At this stage of strength-based therapy, the client will be ready to look outwards to their relationships with friends and family. This part of the programme compels clients to think about how their struggle has affected their relationships. Together with the therapist, they can discuss methods of making amends with loved ones when they return home.
7: The Future
Clients will be advised to use this part of the strengths model programme to reflect on how far they have come already. Before they progress to the last step, therapists will set out two important rules for clients:
Rule 1: Give yourself adequate time to grow, rest and reflect. Treat yourself with kindness by setting small, realistic targets (remember SMART).
Rule 2: Ensure that your changes are gradual, not sudden. You may not need to change every aspect of your life to begin your recovery. Instead, you should focus on the personal issues that are holding you back.
8: Relapse Prevention
Relapse prevention should begin before the client finishes their strengths model programme. Before the client leaves rehab, they will create a plan to continue the strength model in recovery. In this regard, strength-based therapy can help clients manage their expectations for life after rehab
Frequently asked questions
What is the strength-based approach for recovery?
Strength-based therapy coaches individuals to develop a positive mindset and revitalised perspective on life. Once an individual has a positive new outlook, they can work on their self-esteem by recognising their strengths, values, ambitions and personal qualities.
Why is the strength model used in recovery?
In addiction counselling
, therapists encourage clients to use the strength model in recovery because this model emphasises continued personal growth.

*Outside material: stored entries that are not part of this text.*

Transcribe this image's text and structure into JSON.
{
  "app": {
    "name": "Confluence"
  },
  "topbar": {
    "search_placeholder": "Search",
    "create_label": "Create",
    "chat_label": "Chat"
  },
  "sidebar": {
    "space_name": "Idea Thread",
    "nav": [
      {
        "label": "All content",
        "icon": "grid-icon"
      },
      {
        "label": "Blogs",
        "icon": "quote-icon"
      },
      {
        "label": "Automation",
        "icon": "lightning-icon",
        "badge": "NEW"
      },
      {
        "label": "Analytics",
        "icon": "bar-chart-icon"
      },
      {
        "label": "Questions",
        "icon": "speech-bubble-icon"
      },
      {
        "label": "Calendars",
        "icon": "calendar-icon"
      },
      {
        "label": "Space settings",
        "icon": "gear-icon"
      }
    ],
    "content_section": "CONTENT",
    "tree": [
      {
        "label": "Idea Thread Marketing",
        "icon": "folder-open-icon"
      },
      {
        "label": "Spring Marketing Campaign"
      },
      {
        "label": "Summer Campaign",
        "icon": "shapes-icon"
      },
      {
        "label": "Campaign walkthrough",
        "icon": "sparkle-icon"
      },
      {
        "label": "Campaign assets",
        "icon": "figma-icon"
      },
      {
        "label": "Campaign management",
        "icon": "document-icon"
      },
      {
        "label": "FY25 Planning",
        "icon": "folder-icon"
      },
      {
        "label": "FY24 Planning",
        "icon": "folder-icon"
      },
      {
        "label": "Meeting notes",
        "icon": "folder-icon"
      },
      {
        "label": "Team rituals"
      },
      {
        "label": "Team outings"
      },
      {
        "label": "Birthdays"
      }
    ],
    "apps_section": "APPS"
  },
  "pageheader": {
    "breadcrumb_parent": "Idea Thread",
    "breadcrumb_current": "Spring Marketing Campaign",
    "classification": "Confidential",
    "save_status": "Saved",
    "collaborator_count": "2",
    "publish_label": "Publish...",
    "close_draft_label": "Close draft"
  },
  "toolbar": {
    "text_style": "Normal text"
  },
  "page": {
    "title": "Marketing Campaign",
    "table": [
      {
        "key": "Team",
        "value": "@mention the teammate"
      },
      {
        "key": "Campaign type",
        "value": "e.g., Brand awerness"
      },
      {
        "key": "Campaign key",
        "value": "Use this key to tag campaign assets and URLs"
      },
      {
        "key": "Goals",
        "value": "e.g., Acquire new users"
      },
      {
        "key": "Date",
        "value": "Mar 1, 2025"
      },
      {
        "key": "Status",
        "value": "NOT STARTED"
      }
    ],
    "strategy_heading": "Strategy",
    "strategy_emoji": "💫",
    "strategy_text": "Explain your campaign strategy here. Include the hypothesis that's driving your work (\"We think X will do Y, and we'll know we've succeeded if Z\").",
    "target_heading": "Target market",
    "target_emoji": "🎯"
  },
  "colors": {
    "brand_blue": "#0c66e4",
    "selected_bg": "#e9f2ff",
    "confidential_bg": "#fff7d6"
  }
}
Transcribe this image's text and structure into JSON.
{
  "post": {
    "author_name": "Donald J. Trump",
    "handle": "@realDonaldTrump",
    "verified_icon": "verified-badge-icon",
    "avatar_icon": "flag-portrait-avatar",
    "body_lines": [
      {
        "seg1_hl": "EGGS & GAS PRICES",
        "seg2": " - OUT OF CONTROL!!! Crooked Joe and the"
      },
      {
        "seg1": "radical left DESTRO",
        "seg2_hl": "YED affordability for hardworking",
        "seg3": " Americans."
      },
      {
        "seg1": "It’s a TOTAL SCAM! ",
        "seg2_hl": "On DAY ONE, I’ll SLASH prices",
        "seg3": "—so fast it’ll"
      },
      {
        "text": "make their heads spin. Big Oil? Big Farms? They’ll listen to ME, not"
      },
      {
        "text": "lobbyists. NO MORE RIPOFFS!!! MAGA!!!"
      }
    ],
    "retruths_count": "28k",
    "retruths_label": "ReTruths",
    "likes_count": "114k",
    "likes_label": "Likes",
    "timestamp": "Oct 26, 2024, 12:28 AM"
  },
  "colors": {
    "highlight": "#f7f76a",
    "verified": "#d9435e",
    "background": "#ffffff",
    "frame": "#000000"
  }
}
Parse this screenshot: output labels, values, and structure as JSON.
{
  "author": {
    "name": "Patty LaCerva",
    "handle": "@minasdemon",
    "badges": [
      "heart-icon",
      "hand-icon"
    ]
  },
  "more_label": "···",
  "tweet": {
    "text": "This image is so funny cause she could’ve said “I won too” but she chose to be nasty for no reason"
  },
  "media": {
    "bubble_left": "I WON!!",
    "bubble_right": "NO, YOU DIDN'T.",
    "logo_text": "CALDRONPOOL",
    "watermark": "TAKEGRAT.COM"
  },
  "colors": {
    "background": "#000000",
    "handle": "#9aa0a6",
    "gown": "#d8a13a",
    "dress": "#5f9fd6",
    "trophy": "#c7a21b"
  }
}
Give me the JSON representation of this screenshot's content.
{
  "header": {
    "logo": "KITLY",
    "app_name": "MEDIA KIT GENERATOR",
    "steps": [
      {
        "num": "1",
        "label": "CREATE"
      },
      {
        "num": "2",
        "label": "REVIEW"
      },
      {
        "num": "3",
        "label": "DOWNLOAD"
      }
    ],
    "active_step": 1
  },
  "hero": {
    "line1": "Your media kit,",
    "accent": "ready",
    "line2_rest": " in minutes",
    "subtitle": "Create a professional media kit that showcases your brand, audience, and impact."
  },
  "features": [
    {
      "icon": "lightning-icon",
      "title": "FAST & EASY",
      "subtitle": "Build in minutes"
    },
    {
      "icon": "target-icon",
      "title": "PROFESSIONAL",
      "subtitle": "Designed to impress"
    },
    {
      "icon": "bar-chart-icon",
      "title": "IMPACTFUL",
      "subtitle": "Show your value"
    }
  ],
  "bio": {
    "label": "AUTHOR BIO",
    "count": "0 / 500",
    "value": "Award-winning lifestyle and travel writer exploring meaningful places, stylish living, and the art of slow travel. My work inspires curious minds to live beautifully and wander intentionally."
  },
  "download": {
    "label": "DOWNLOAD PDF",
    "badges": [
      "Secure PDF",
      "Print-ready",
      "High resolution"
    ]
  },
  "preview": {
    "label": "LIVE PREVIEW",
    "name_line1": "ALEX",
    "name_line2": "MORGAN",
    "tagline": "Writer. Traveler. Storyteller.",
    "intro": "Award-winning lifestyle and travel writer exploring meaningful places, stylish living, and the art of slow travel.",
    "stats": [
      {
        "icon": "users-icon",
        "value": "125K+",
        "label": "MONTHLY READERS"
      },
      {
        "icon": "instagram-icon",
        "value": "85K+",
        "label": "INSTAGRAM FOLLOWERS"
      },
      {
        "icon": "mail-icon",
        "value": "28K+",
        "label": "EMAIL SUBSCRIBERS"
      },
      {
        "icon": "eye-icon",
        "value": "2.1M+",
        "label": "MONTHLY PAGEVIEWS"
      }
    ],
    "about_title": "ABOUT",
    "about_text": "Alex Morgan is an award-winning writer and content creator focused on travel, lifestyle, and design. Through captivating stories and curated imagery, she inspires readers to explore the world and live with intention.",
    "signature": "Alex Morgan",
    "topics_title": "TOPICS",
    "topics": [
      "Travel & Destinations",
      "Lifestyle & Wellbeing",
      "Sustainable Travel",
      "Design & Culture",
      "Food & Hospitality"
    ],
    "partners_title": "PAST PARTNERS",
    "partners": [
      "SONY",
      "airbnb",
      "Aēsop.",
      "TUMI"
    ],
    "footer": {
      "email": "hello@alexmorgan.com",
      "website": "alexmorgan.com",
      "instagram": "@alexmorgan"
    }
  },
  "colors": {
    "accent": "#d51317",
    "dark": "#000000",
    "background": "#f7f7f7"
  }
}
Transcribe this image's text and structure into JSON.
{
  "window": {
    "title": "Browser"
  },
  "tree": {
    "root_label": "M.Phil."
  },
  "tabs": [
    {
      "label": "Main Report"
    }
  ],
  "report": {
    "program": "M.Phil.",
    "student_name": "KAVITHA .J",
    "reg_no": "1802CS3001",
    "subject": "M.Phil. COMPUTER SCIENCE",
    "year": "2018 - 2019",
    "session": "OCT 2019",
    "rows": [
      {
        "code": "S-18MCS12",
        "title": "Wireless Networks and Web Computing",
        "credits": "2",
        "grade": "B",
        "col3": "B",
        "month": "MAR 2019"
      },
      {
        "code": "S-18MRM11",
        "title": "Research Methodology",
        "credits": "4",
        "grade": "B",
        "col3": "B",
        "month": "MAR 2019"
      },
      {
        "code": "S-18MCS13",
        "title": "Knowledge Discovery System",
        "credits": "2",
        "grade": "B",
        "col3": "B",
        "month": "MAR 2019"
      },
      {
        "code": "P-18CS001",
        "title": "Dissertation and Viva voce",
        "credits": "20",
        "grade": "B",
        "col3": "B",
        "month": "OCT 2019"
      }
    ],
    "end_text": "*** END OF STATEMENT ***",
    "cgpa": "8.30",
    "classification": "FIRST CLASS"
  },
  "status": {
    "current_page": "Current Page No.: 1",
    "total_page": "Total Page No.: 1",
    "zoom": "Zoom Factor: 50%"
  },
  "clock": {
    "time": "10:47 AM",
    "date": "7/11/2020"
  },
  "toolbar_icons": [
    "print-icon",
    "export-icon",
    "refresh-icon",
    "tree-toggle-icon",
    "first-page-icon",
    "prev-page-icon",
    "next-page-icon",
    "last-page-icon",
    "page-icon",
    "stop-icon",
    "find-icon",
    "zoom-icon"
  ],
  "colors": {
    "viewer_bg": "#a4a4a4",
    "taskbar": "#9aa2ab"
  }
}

This is very important for people in addiction recovery, because it is their new sense of self-love which will help them to stay strong during any difficult moments after they leave rehab.
What are the benefits of strength-based therapy?
Strength-based therapy provides participants with the tools they need to learn from their past, heal from trauma and make amends with their friends and family. They can start to live their life with a stronger belief in themselves and a renewed sense of hope.
What is the goal of the strength model in recovery?
The strengths model aims to rebuild an individual’s self-esteem, which has likely been diminished by their negative feelings about their struggle. This can, in turn, help them to realise that they are not defined by their mistakes or past traumas.